Вы стоите у мерклого веющего всесветно густой игольчатой прохладой китайского карагача в белом белеющем (как лепестки груши? как перья курицы?) шелковом чапане-саване… Вы стоите вы улыбаетесь мой Учитель Хератский Старец Ходжа Абдаллах Ансари. Вы стоите у карагача. Вы улыбаетесь в чапане шелковом волнующемся от ветра от прохлады ниспадающей с китайского карагача. Вы улыбаетесь мне мой Учитель мой Утешитель… мой усопший, мой дальный… загробный… сокровенный… Ходжа Абдаллах Ансари Вы говорите, Вы шепчете мне под карагачем шелестящим… Вы шепчете улыбчивыми устами: сын мой, сынок, этот бренный мир — лишь перепутье, лишь перекресток, а мудрый муж на перепутье не останавливается…
Я не останавливаюсь ныне. Ныне. Ныне, мой Учитель… Но я склоняюсь перед вами мауляна…
Вы шепчете улыбчивыми устами: сын мой, сынок, для моего сердца путь в могилу — путь в цветник-сад, а мир над прахом могильного камня — мир первой свежей весны…
Да мой Учитель, но что так веют карагачи, что так щедро упоенно сыплет лепестки плодородящая груша у дувала, что так эти эти эти стада налитые прохожие голосят тленные, упираясь в дувал, что так кричит осел, что так эта весна здешняя в малом моем убогом дворике-хавли здешняя весна творится?

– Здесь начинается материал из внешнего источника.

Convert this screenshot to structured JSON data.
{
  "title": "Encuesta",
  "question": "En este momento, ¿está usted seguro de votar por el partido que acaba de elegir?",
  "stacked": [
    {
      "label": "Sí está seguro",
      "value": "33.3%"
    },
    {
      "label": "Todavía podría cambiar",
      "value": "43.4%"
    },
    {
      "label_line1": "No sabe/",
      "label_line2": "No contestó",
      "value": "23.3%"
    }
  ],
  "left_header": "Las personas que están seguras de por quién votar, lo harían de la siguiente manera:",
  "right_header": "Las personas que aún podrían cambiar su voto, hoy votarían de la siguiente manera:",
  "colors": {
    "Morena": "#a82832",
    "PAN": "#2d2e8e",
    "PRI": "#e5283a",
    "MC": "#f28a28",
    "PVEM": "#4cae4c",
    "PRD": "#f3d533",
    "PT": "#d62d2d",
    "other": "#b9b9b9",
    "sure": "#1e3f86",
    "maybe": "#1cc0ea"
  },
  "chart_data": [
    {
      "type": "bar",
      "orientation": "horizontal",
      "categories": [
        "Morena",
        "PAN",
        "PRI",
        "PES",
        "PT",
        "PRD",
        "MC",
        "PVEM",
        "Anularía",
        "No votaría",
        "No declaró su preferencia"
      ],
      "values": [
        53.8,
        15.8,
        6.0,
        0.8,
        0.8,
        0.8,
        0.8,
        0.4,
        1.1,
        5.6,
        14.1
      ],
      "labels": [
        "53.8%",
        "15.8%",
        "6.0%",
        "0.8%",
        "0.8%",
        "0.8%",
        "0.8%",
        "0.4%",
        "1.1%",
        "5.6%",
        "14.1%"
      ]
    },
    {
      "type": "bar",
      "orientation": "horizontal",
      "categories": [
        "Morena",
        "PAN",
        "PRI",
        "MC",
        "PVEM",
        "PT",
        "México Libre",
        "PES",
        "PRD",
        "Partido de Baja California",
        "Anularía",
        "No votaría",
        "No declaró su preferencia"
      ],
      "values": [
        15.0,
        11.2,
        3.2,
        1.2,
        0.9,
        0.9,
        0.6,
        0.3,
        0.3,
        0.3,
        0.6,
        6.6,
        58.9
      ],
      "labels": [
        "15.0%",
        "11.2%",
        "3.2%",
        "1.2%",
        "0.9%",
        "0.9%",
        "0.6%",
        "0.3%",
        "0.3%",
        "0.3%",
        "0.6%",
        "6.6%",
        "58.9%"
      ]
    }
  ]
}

Но я склоняюсь перед вами мауляна…
Вы шепчете улыбчивыми устами: сын мой, сынок, не думай, что я умолк и уснул в могиле: птица духа моего кричит и летает…
Да мой Учитель. Я вижу и слышу Ту Птицу. Ту перелетную. Но я всегда плачу, когда вижу перелетных птиц. Они дальние. А по двору бродит молодой здешний вешний павлин. И он цветится. И он исходит радужным переливчатым живым хвостом-снопом живым живым живым. И он ходит по двору, мауляна, и я трогаю руками его земные близкие перья, а от перелетных высших птиц я всегда всегда всегда плачу плачу плачу мой Учитель… Но
Вы шепчете улыбчивыми устами: сын мой, сынок, погляди на мой саван — он пришелся мне лучше лучшего платья…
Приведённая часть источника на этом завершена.